Unhurried, talkative, and strangely haunting, “The Shrouds” is not a return to the body-horror of his earlier works like “Rabid,” “Videodrome,” or “The Fly”. Instead its vision, which never compromises, is in a constant sense of loss.
Set in Toronto during the present or near future, French actor Vincent Cassell plays a wealthy man named Karsh, an entrepreneur who reacts to the death of his wife Becca (Diane Kruger) five years earlier by spearheading technology that entombs corpses in a shroud, projecting their 3D images as they decompose. To say he’s tormented is underplaying things.

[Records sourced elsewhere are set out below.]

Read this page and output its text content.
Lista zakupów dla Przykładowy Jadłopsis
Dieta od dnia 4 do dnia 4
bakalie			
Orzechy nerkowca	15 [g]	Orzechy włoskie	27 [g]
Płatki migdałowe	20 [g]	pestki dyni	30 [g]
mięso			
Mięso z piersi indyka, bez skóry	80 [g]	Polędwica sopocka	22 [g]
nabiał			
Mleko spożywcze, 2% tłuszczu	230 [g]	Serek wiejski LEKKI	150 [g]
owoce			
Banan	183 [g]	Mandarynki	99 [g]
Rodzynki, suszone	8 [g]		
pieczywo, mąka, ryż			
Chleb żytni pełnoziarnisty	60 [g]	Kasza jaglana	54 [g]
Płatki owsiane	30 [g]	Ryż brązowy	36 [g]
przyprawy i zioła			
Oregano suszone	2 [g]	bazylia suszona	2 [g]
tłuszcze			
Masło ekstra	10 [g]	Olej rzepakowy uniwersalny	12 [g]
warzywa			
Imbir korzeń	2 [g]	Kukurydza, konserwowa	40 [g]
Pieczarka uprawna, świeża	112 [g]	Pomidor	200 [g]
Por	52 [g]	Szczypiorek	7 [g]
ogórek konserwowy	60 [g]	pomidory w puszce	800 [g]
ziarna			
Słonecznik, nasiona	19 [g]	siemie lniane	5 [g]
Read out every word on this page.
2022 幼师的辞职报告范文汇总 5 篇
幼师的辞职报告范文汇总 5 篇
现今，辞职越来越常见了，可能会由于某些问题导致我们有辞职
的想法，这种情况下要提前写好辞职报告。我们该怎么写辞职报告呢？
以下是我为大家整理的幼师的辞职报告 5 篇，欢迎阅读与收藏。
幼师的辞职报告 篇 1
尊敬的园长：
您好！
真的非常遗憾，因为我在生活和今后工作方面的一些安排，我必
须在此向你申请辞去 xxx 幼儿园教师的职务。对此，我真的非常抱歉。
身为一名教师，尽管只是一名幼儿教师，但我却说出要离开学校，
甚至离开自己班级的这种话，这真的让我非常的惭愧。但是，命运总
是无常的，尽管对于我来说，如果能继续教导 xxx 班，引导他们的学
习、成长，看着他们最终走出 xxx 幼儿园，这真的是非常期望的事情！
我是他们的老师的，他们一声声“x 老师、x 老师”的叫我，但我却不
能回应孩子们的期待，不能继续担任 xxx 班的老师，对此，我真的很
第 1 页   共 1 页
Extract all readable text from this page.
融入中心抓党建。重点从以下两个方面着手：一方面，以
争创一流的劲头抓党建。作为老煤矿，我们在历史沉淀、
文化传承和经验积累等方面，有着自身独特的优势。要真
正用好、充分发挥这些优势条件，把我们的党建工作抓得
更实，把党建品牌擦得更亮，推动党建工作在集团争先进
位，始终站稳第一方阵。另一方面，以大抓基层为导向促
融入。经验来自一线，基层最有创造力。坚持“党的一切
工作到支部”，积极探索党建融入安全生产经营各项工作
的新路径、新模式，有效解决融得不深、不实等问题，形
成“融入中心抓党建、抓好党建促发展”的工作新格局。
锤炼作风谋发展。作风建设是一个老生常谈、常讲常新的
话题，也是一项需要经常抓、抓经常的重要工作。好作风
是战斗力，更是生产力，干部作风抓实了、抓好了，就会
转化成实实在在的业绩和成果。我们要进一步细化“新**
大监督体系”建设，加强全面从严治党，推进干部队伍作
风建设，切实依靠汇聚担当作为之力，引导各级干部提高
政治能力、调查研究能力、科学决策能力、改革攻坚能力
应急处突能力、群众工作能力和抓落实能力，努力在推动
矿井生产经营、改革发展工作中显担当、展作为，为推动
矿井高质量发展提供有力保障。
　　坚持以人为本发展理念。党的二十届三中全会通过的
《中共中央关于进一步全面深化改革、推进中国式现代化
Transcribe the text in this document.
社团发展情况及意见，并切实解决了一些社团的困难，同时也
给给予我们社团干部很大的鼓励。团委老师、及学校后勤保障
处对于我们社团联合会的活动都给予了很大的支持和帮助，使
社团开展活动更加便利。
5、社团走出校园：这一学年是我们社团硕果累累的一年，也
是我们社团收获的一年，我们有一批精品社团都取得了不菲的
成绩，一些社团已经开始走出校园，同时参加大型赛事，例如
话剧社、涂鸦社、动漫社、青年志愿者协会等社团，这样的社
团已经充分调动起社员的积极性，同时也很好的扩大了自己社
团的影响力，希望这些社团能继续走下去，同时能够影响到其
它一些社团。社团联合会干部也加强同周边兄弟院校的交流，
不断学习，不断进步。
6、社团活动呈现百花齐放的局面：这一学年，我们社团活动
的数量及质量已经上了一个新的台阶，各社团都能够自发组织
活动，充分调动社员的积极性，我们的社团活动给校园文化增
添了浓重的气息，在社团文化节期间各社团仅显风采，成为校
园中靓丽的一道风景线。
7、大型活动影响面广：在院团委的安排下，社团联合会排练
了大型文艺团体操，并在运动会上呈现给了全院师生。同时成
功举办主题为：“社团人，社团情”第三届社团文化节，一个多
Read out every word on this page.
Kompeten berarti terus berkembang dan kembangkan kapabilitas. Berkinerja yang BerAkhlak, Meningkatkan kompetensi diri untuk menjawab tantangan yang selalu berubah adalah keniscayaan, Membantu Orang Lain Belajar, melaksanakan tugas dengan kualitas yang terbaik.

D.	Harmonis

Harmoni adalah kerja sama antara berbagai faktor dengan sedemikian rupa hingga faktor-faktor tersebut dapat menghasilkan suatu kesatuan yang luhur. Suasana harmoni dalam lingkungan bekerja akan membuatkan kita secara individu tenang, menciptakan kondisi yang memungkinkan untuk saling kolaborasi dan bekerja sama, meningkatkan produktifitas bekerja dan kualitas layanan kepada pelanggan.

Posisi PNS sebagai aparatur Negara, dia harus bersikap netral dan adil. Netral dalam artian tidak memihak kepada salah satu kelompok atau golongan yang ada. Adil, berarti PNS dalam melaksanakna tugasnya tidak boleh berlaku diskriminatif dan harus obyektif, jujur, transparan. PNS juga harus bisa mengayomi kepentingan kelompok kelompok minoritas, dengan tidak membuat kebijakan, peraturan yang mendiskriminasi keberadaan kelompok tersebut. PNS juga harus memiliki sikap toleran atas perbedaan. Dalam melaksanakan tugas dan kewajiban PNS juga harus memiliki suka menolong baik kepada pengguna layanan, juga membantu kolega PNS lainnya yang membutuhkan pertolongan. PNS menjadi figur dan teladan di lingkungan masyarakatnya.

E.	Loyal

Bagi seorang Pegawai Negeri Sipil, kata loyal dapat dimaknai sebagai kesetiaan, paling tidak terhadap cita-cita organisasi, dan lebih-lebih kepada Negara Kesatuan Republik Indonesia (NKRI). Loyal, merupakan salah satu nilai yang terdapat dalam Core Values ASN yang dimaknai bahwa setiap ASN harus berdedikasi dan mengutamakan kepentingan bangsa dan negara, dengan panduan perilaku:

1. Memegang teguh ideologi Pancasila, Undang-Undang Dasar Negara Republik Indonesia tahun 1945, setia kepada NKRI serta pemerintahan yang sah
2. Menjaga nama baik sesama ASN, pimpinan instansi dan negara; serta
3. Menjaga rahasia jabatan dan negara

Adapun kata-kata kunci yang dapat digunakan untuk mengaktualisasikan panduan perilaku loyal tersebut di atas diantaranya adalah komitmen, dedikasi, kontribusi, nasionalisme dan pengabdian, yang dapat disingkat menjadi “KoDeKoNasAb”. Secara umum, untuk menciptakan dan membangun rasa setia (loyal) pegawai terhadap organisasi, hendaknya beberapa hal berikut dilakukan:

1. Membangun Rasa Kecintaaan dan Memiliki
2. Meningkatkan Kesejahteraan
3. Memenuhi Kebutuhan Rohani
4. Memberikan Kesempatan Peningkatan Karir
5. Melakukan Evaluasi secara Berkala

Alluring and exhausting, Cronenberg’s semi-murder mystery sex thriller doesn’t stop there. When a targeted attack on Karsh’s hi-tech graveyard by vandals spurs a number of maddening conspiracy theories, including one from his doppelgänger sister-in-law Terry (Diane Kruger, again), he seeks assistance from his tech-savant friend Maury (Guy Pearce) and animated AI helper “Hunny” (Diane Kruger, yet again) to diminishing, paranoid results.
Even for a minor Cronenberg film (like this is), there’s something to savour by the hands of an artist who’s been doing it for so long. Sure, there are jolts here too – the snap of a hip bone during sex made me jump – as well as its overall pervasive eerie mood that lays about every frame. For such an astonishing filmography, “The Shrouds” might be Cronenberg’s saddest picture, especially upon learning he lost his own wife, Carolyn, in 2017.